The 8-week Medicine Inpatient Clerkship is divided into two four-week rotations. All students will spend at least one of these rotations at UNC Hospitals in Chapel Hill. The majority of students will spend the other rotation at one of the following AHEC sites: Carolinas Medical Center (Charlotte AHEC), Moses H. Cone Memorial Hospital (Greensboro AHEC), WakeMed Health and Hospitals (Wake AHEC) or New Hanover Regional Medical Center (South East AHEC).

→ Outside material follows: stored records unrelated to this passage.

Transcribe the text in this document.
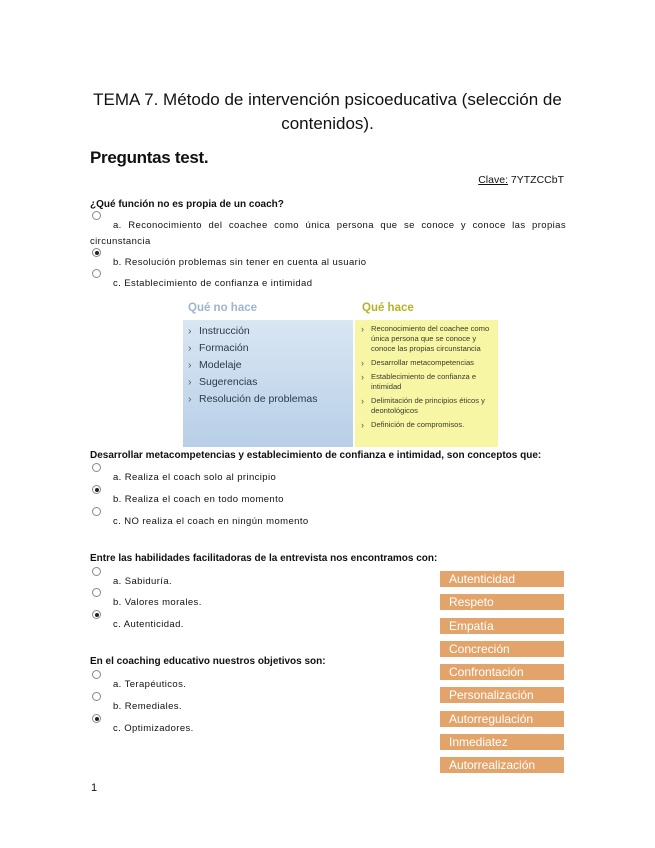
TEMA 7. Método de intervención psicoeducativa (selección de contenidos).
Preguntas test.
Clave: 7YTZCCbT
¿Qué función no es propia de un coach?
a. Reconocimiento del coachee como única persona que se conoce y conoce las propias circunstancia
b. Resolución problemas sin tener en cuenta al usuario
c. Establecimiento de confianza e intimidad
Qué no hace	Qué hace
› Instrucción
› Formación
› Modelaje
› Sugerencias
› Resolución de problemas
› Reconocimiento del coachee como única persona que se conoce y conoce las propias circunstancia
› Desarrollar metacompetencias
› Establecimiento de confianza e intimidad
› Delimitación de principios éticos y deontológicos
› Definición de compromisos.
Desarrollar metacompetencias y establecimiento de confianza e intimidad, son conceptos que:
a. Realiza el coach solo al principio
b. Realiza el coach en todo momento
c. NO realiza el coach en ningún momento
Entre las habilidades facilitadoras de la entrevista nos encontramos con:
a. Sabiduría.
b. Valores morales.
c. Autenticidad.
En el coaching educativo nuestros objetivos son:
a. Terapéuticos.
b. Remediales.
c. Optimizadores.
Autenticidad
Respeto
Empatía
Concreción
Confrontación
Personalización
Autorregulación
Inmediatez
Autorrealización
1
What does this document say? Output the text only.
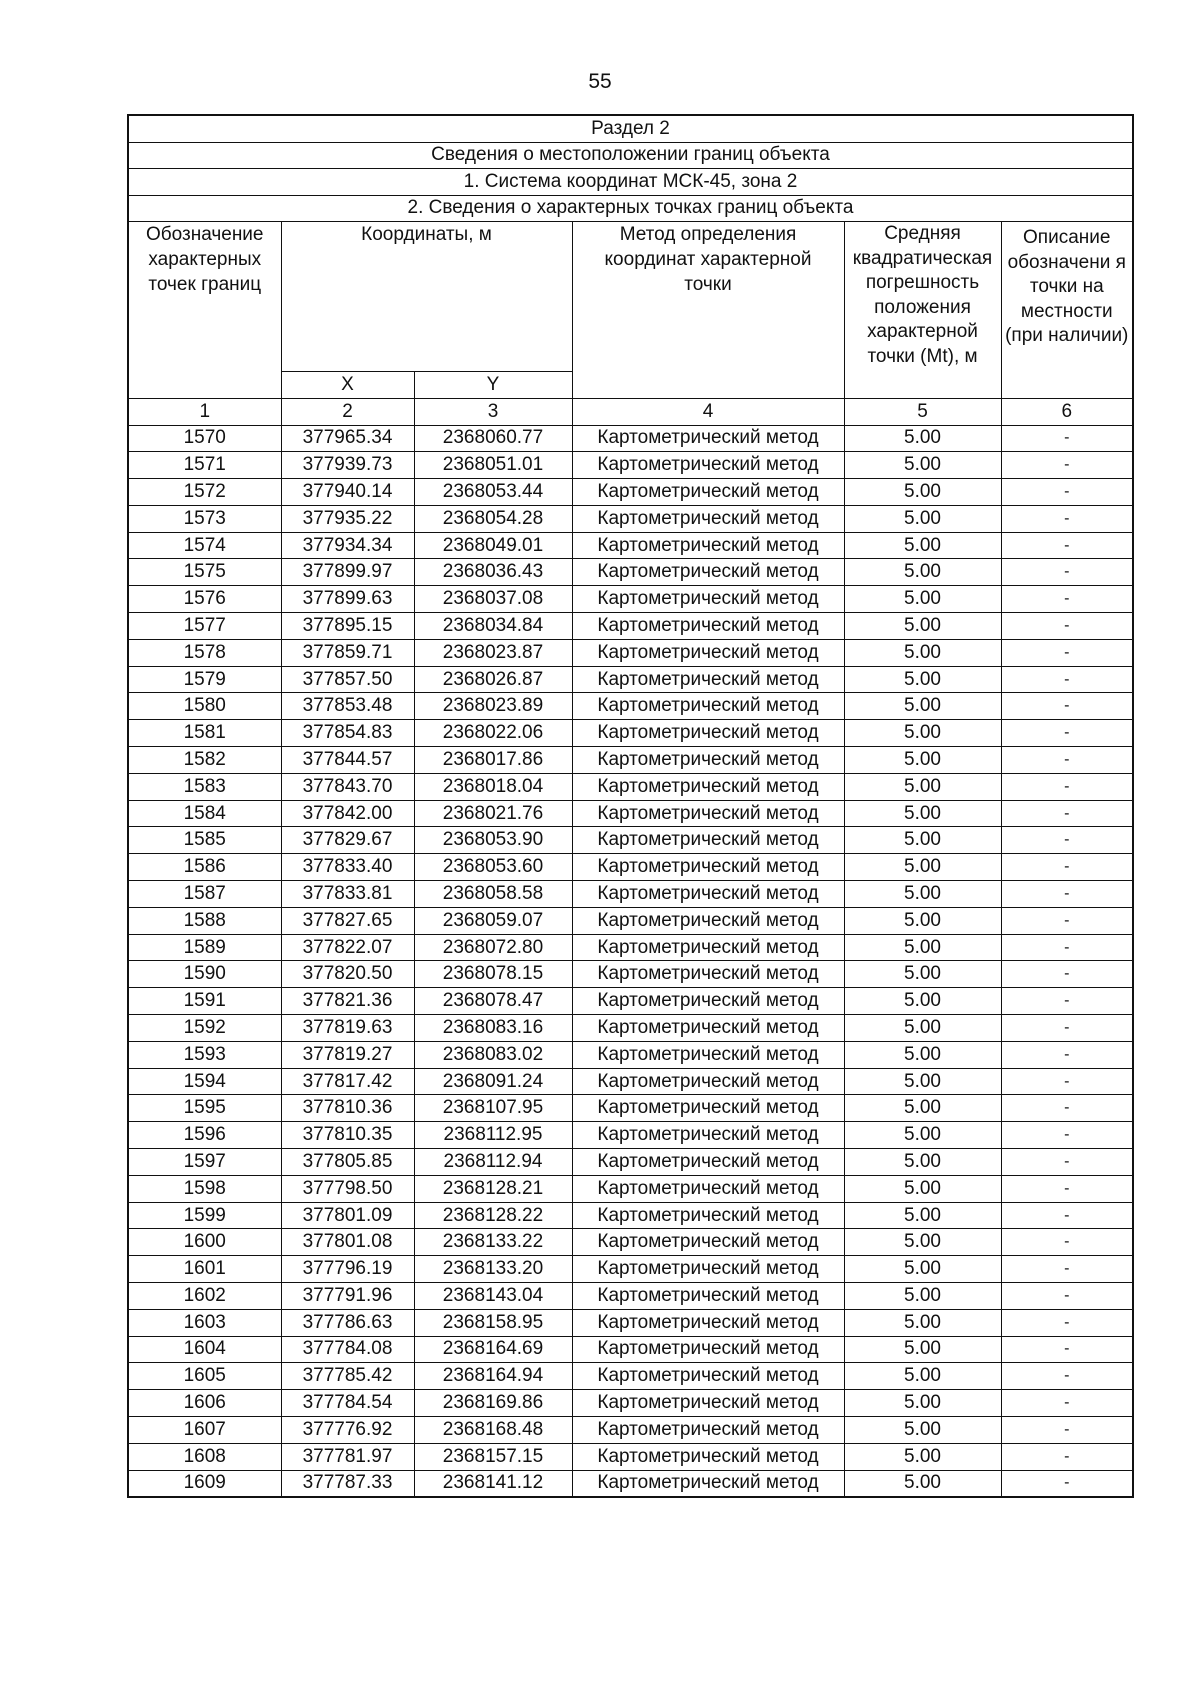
55
Раздел 2					
Сведения о местоположении границ объекта					
1. Система координат МСК-45, зона 2					
2. Сведения о характерных точках границ объекта					
Обозначение характерных точек границ	Координаты, м		Метод определения координат характерной точки	Средняя квадратическая погрешность положения характерной точки (Mt), м	Описание обозначени я точки на местности (при наличии)
	X	Y			
1	2	3	4	5	6
1570	377965.34	2368060.77	Картометрический метод	5.00	-
1571	377939.73	2368051.01	Картометрический метод	5.00	-
1572	377940.14	2368053.44	Картометрический метод	5.00	-
1573	377935.22	2368054.28	Картометрический метод	5.00	-
1574	377934.34	2368049.01	Картометрический метод	5.00	-
1575	377899.97	2368036.43	Картометрический метод	5.00	-
1576	377899.63	2368037.08	Картометрический метод	5.00	-
1577	377895.15	2368034.84	Картометрический метод	5.00	-
1578	377859.71	2368023.87	Картометрический метод	5.00	-
1579	377857.50	2368026.87	Картометрический метод	5.00	-
1580	377853.48	2368023.89	Картометрический метод	5.00	-
1581	377854.83	2368022.06	Картометрический метод	5.00	-
1582	377844.57	2368017.86	Картометрический метод	5.00	-
1583	377843.70	2368018.04	Картометрический метод	5.00	-
1584	377842.00	2368021.76	Картометрический метод	5.00	-
1585	377829.67	2368053.90	Картометрический метод	5.00	-
1586	377833.40	2368053.60	Картометрический метод	5.00	-
1587	377833.81	2368058.58	Картометрический метод	5.00	-
1588	377827.65	2368059.07	Картометрический метод	5.00	-
1589	377822.07	2368072.80	Картометрический метод	5.00	-
1590	377820.50	2368078.15	Картометрический метод	5.00	-
1591	377821.36	2368078.47	Картометрический метод	5.00	-
1592	377819.63	2368083.16	Картометрический метод	5.00	-
1593	377819.27	2368083.02	Картометрический метод	5.00	-
1594	377817.42	2368091.24	Картометрический метод	5.00	-
1595	377810.36	2368107.95	Картометрический метод	5.00	-
1596	377810.35	2368112.95	Картометрический метод	5.00	-
1597	377805.85	2368112.94	Картометрический метод	5.00	-
1598	377798.50	2368128.21	Картометрический метод	5.00	-
1599	377801.09	2368128.22	Картометрический метод	5.00	-
1600	377801.08	2368133.22	Картометрический метод	5.00	-
1601	377796.19	2368133.20	Картометрический метод	5.00	-
1602	377791.96	2368143.04	Картометрический метод	5.00	-
1603	377786.63	2368158.95	Картометрический метод	5.00	-
1604	377784.08	2368164.69	Картометрический метод	5.00	-
1605	377785.42	2368164.94	Картометрический метод	5.00	-
1606	377784.54	2368169.86	Картометрический метод	5.00	-
1607	377776.92	2368168.48	Картометрический метод	5.00	-
1608	377781.97	2368157.15	Картометрический метод	5.00	-
1609	377787.33	2368141.12	Картометрический метод	5.00	-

The overall goal of the UNC Internal Medicine Clerkships (inpatient and outpatient) is to have all students develop a comprehensive approach to the evaluation and care of the adult medical patient. During the inpatient clerkship, students will continue to improve their ability to obtain, record, analyze and communicate clinical information. More specifically, it is expected that all students, by the end of the inpatient clerkship will be able:
- to obtain an accurate, comprehensive history from the patient
- to perform a rational, thorough physical exam
- to, when appropriate, focus the history and physical exam to the patient's active issues
- to order basic laboratory and radiologic studies as appropriate and to know how to interpret the results of these studies
- to use information from the history, physical examination and initial laboratory data to create a problem list
- to recognize and prioritize the issues in the problem list that need attention and to generate a differential diagnosis for each active problem
- to use information from the history, physical examination and initial laboratory data, along with the problem list and differential diagnoses, to generate a patient-oriented assessment that includes a diagnostic and therapeutic plan for each of the patient's active problems
- to record in writing, and present orally, the results of the complete history and physical examination (including assessment and plan) in a systematic, concise and coherent manner
- to use the medical literature to understand the natural history of diseases and to help plan therapy that addresses the pathophysiology of these diseases
- to integrate clinical reasoning skills with an ever increasing knowledge base
- to continue to develop and use the skills of self-directed learning
- to have fun. You (the student) are embarking on a lifelong learning process. If you are not enjoying yourself, something is wrong. Please discuss your thoughts with your attending or with the Clerkship Director. We are all here to help.
The patients the students meet on the wards and in the clinics should be the focus for the development of these skills; the students' contact with the patients is the center of the curriculum.
Students can monitor their progress by utilizing the RIME framework and by asking for formative evaluation from their residents and attendings.